Heard of Steve Jobs? Bill Gates? Steve Wozniak? Marc Porat? Likely not the last on the list but that’s about to change.
Last week at the Tribeca film festival a documentary about the greatest company you’ve never heard of (yet!) made by my friends, UK tech entrepreneur and film maker Sarah Kerruish – and fellow director Matt Maude – was shown to huge acclaim.
Tickets sold out in 45 seconds. TimeOut listed it as one of their top 10 films of the festival. The Hollywood Reporter called it a “fascinating cautionary business tale” and Forbes called it “the most important dead company in Silicon Valley“. And for me, it was the most engaging and inspiring film I’ve ever seen.
Did you know that 98% of the world’s smartphone market can be traced back to two people who sat no more than 10 feet apart at a company called General Magic? That’s Tony Fadell and Andy Rubin, in case you were wondering.
So too in that office sat the founder of eBay Pierre Omidyar, the original Macintosh engineer Andy Hertzfeld, their head of marketing Joanna Hoffman (played by Kate Winslet in the Steve Jobs movie), Kevin Lynch aka the man behind the Apple Watch, the former CTO of the USA Megan Smith and a host of names who went on to great success and today are considered some of the best and brightest minds in business and technology.
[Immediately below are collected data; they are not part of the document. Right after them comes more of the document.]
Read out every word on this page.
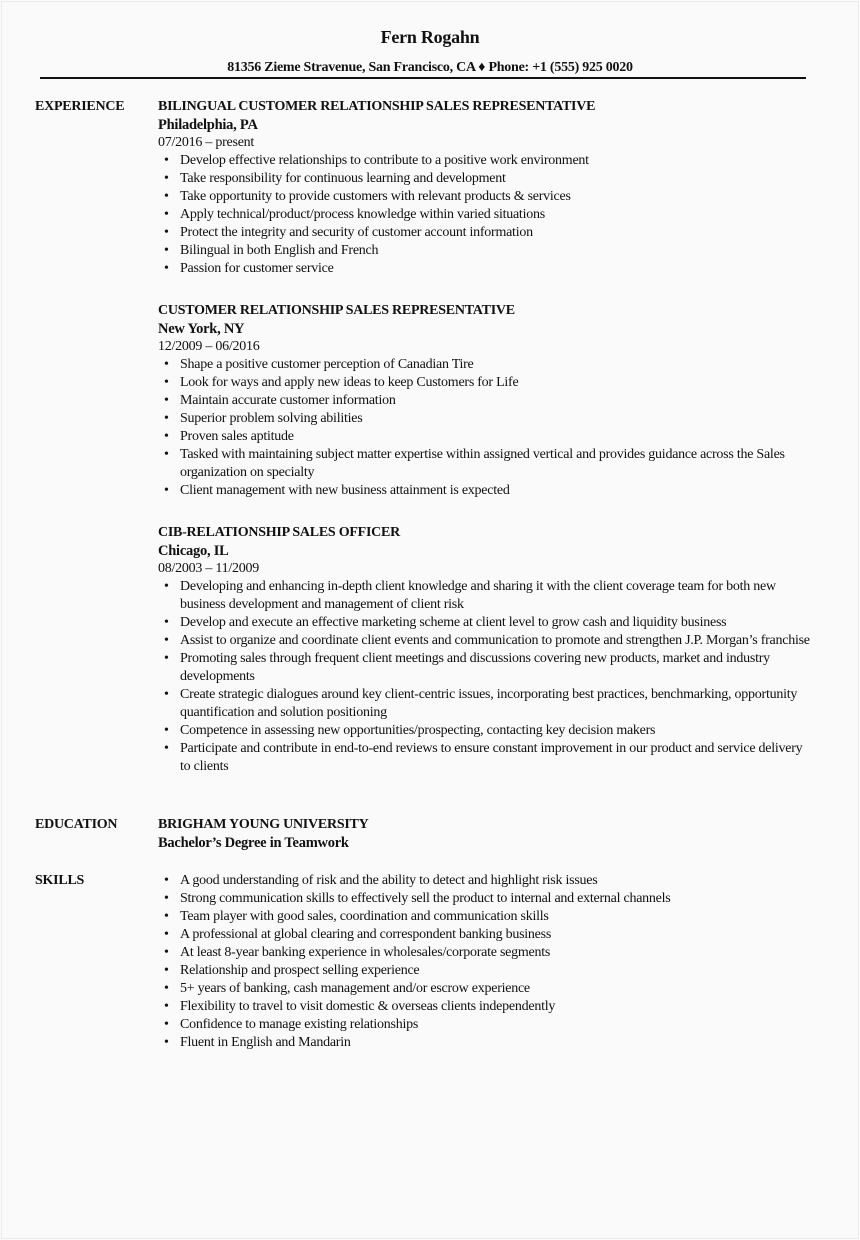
Fern Rogahn
81356 Zieme Stravenue, San Francisco, CA ♦ Phone: +1 (555) 925 0020
EXPERIENCE BILINGUAL CUSTOMER RELATIONSHIP SALES REPRESENTATIVE
Philadelphia, PA
07/2016 – present
• Develop effective relationships to contribute to a positive work environment
• Take responsibility for continuous learning and development
• Take opportunity to provide customers with relevant products & services
• Apply technical/product/process knowledge within varied situations
• Protect the integrity and security of customer account information
• Bilingual in both English and French
• Passion for customer service
CUSTOMER RELATIONSHIP SALES REPRESENTATIVE
New York, NY
12/2009 – 06/2016
• Shape a positive customer perception of Canadian Tire
• Look for ways and apply new ideas to keep Customers for Life
• Maintain accurate customer information
• Superior problem solving abilities
• Proven sales aptitude
• Tasked with maintaining subject matter expertise within assigned vertical and provides guidance across the Sales organization on specialty
• Client management with new business attainment is expected
CIB-RELATIONSHIP SALES OFFICER
Chicago, IL
08/2003 – 11/2009
• Developing and enhancing in-depth client knowledge and sharing it with the client coverage team for both new business development and management of client risk
• Develop and execute an effective marketing scheme at client level to grow cash and liquidity business
• Assist to organize and coordinate client events and communication to promote and strengthen J.P. Morgan’s franchise
• Promoting sales through frequent client meetings and discussions covering new products, market and industry developments
• Create strategic dialogues around key client-centric issues, incorporating best practices, benchmarking, opportunity quantification and solution positioning
• Competence in assessing new opportunities/prospecting, contacting key decision makers
• Participate and contribute in end-to-end reviews to ensure constant improvement in our product and service delivery to clients
EDUCATION	BRIGHAM YOUNG UNIVERSITY
Bachelor’s Degree in Teamwork
SKILLS	• A good understanding of risk and the ability to detect and highlight risk issues
• Strong communication skills to effectively sell the product to internal and external channels
• Team player with good sales, coordination and communication skills
• A professional at global clearing and correspondent banking business
• At least 8-year banking experience in wholesales/corporate segments
• Relationship and prospect selling experience
• 5+ years of banking, cash management and/or escrow experience
• Flexibility to travel to visit domestic & overseas clients independently
• Confidence to manage existing relationships
• Fluent in English and Mandarin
A swathe of former ‘Magicians’, as they are affectionately known, reunited to see the documentary, a treasure chest of history with original footage of how their failure essentially defined the future – one where we all have smart phones.
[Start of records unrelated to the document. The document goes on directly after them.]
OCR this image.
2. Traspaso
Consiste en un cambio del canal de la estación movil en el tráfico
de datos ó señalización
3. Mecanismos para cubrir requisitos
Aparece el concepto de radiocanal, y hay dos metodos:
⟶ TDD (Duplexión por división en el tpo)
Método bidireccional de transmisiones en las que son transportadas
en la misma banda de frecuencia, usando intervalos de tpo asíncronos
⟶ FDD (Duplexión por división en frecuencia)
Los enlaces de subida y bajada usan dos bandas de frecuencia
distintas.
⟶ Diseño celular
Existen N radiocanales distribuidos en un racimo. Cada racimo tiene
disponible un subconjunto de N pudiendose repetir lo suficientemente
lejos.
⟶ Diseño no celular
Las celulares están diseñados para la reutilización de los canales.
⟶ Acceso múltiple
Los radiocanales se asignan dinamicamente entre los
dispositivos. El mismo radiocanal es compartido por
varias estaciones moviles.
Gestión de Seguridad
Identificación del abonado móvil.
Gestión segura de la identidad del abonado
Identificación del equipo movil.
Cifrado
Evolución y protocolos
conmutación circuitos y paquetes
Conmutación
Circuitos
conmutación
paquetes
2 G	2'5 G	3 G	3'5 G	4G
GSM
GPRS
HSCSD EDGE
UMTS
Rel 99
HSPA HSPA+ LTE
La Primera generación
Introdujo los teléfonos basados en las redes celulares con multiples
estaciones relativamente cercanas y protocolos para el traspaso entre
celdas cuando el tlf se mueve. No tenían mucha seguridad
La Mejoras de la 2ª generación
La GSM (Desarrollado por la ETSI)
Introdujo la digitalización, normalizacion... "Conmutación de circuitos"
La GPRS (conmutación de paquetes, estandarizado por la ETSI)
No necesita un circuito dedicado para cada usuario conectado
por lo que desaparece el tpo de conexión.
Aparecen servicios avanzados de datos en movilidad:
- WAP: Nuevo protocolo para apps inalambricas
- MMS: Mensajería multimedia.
The company IPO’d in 1995. Stock spectacularly soared and rapidly nosedived. They knew what was coming. They were just ahead of their time.
Watching footage of Marc Porat on screen, their visionary CEO, describe how we’d all one day be holding small devices which would combine a phone, fax and personal computer was mesmerising – and predicting that one day it would all be available on a watch, too. It was surreal; he knew exactly what was coming. Here was a man who saw the future and a team who came within a hair’s breadth of changing it at the time – and carved the path for the phones we all live and die by today.
I had a once in a lifetime opportunity to host the Q&A after the film – with the film makers plus Marc Porat, Megan Smith, Joanna Hoffman, Andy Hertzfeld and Tony Fadell. The audience revelled in the stories recounted by these heroes, many of whom they had never heard of – but will now not forget. And you too will get the opportunity soon when General Magic is released.
There aren’t many films that have a vein of business threading through their story. Wall Street and Working Girl are some of my favourites but they’re fiction. And 30 years old!
We often hear about the magic of films. Well this is true magic, on film.